When --prepared-root is omitted, the CLI resolves the package-matched published runtime into the user cache and reuses it on later runs.

Optional backend install extras:

python3 -m pip install "spectral-library[knn]"
python3 -m pip install "spectral-library[knn-faiss]"
python3 -m pip install "spectral-library[knn-pynndescent]"
python3 -m pip install "spectral-library[knn-scann]"

Benchmark Automation

For larger prepared runtimes, the repository also ships a multi-scenario benchmark runner:

PYTHONPATH=src python scripts/run_full_library_benchmarks.py \
  --prepared-root path/to/prepared_runtime \
  --neighbor-estimator simplex_mixture \
  --knn-backend numpy \
  --k 10 \
  --max-test-rows 512 \
  --output-root build/full-library-benchmarks \
  --thresholds benchmarks/default_thresholds.json \
  --fail-on-thresholds

It writes per-scenario JSON reports under runs/, plus aggregate summary.csv, summary.json, and reports.json.

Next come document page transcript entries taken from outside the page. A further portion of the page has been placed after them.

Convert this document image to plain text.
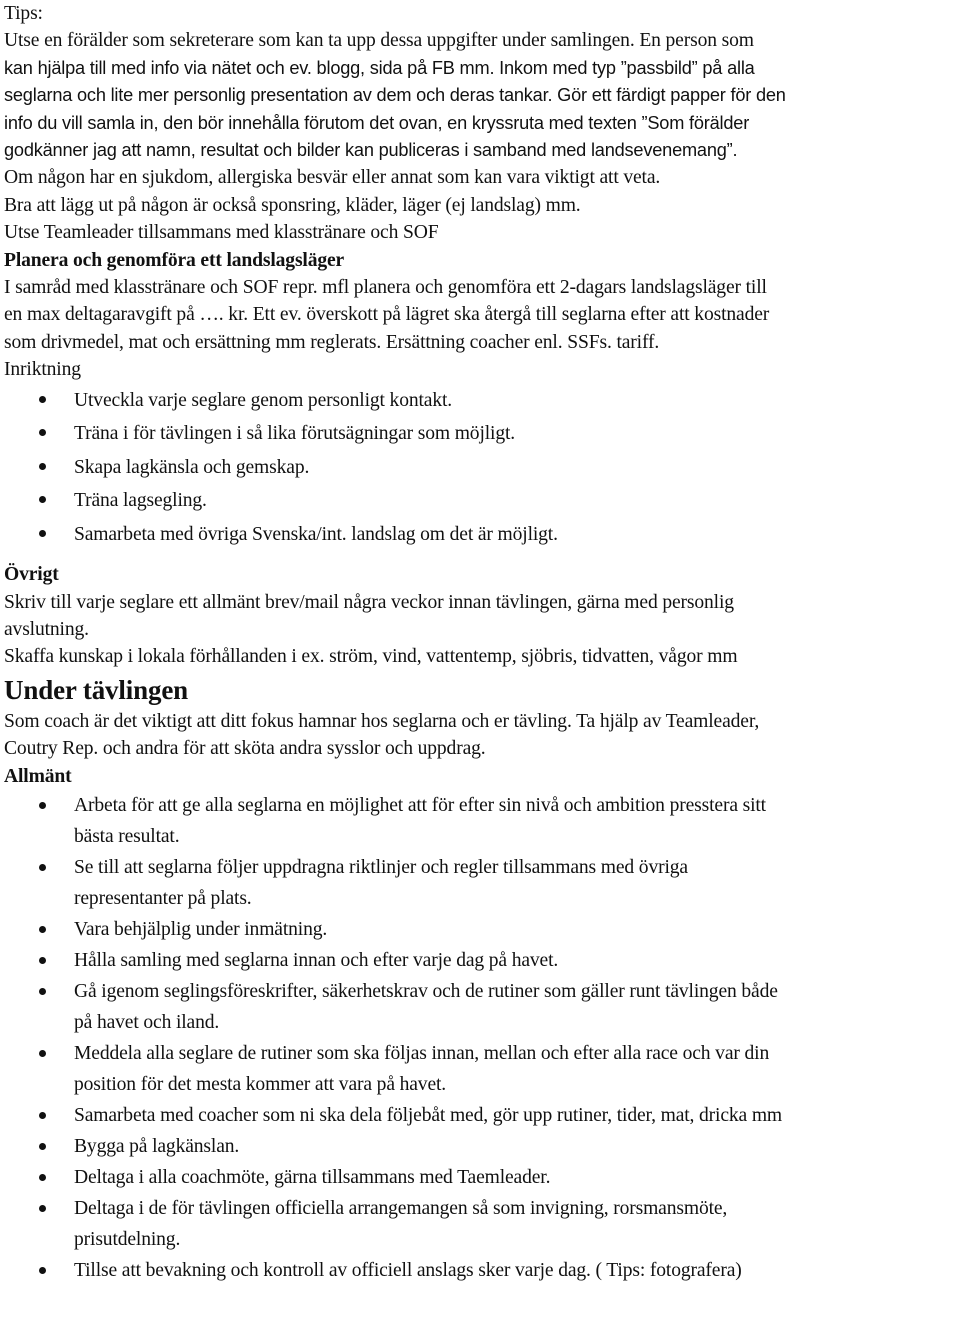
Tips:
Utse en förälder som sekreterare som kan ta upp dessa uppgifter under samlingen. En person som
kan hjälpa till med info via nätet och ev. blogg, sida på FB mm. Inkom med typ ”passbild” på alla
seglarna och lite mer personlig presentation av dem och deras tankar. Gör ett färdigt papper för den
info du vill samla in, den bör innehålla förutom det ovan, en kryssruta med texten ”Som förälder
godkänner jag att namn, resultat och bilder kan publiceras i samband med landsevenemang”.
Om någon har en sjukdom, allergiska besvär eller annat som kan vara viktigt att veta.
Bra att lägg ut på någon är också sponsring, kläder, läger (ej landslag) mm.
Utse Teamleader tillsammans med klasstränare och SOF
Planera och genomföra ett landslagsläger
I samråd med klasstränare och SOF repr. mfl planera och genomföra ett 2-dagars landslagsläger till
en max deltagaravgift på …. kr. Ett ev. överskott på lägret ska återgå till seglarna efter att kostnader
som drivmedel, mat och ersättning mm reglerats. Ersättning coacher enl. SSFs. tariff.
Inriktning
Utveckla varje seglare genom personligt kontakt.
Träna i för tävlingen i så lika förutsägningar som möjligt.
Skapa lagkänsla och gemskap.
Träna lagsegling.
Samarbeta med övriga Svenska/int. landslag om det är möjligt.
Övrigt
Skriv till varje seglare ett allmänt brev/mail några veckor innan tävlingen, gärna med personlig
avslutning.
Skaffa kunskap i lokala förhållanden i ex. ström, vind, vattentemp, sjöbris, tidvatten, vågor mm
Under tävlingen
Som coach är det viktigt att ditt fokus hamnar hos seglarna och er tävling. Ta hjälp av Teamleader,
Coutry Rep. och andra för att sköta andra sysslor och uppdrag.
Allmänt
Arbeta för att ge alla seglarna en möjlighet att för efter sin nivå och ambition presstera sitt
bästa resultat.
Se till att seglarna följer uppdragna riktlinjer och regler tillsammans med övriga
representanter på plats.
Vara behjälplig under inmätning.
Hålla samling med seglarna innan och efter varje dag på havet.
Gå igenom seglingsföreskrifter, säkerhetskrav och de rutiner som gäller runt tävlingen både
på havet och iland.
Meddela alla seglare de rutiner som ska följas innan, mellan och efter alla race och var din
position för det mesta kommer att vara på havet.
Samarbeta med coacher som ni ska dela följebåt med, gör upp rutiner, tider, mat, dricka mm
Bygga på lagkänslan.
Deltaga i alla coachmöte, gärna tillsammans med Taemleader.
Deltaga i de för tävlingen officiella arrangemangen så som invigning, rorsmansmöte,
prisutdelning.
Tillse att bevakning och kontroll av officiell anslags sker varje dag. ( Tips: fotografera)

For non-numpy backends, the runner also records a same-scenario comparison to the exact numpy baseline and can fail when backend drift exceeds the baseline_deltas thresholds in benchmarks/default_thresholds.json.

Exit Codes

Code Meaning
0 Success
1 General failure (invalid input, runtime error, or validation failure)
2 Argument parsing error (missing required flags, unknown options)

All non-zero exits produce a human-readable message on stderr. Use --json-errors for machine-readable error envelopes.

Error Codes

Each structured error carries an error_code field for programmatic handling:

error_code Raised by Meaning
invalid_sensor_schema build-mapping-library Sensor schema data from rsrf or local JSON is malformed, unsupported, or violates band rules
prepare_failed build-mapping-library Runtime build failed (missing SIAC files, array errors)
invalid_prepared_library validate-prepared-library, map-reflectance Runtime layout or checksums are invalid
prepared_library_incompatible validate-prepared-library, map-reflectance Runtime schema version is not supported by this package version
invalid_mapping_input map-reflectance, map-reflectance-batch Input reflectance is invalid, sensor not found, or no valid segments

Error Behavior

Public commands provide:

  • non-zero exit codes on failure
  • human-readable errors by default
  • JSON error envelopes with --json-errors
  • newline-delimited JSON log events with --json-logs

The error envelope includes:

  • error_code
  • message
  • command
  • context

The JSON log envelope includes:

  • command
  • event
  • level
  • timestamp
  • context
  • elapsed_ms on completion and failure events

Event values:

  • command_started
  • command_completed
  • command_failed

Level values:

  • info for start and completion
  • error for failures

Internal Commands

Source acquisition and library-packaging workflows are intentionally separated from the public mapping CLI. Maintainers should use:

  • spectral-library-internal --help

That maintainer-only entrypoint exposes the retained internal commands:

  • plan-matrix
  • fetch-source
  • fetch-batch
  • assemble-database
  • tidy-results
  • normalize-sources
  • plot-quality
  • filter-coverage
  • build-library-package

Legacy direct invocation through spectral-library <internal-command> still works for repository automation, but those commands are hidden from the public help and are not part of the stable public mapping contract. See Internal Build Pipeline for the maintained workflow.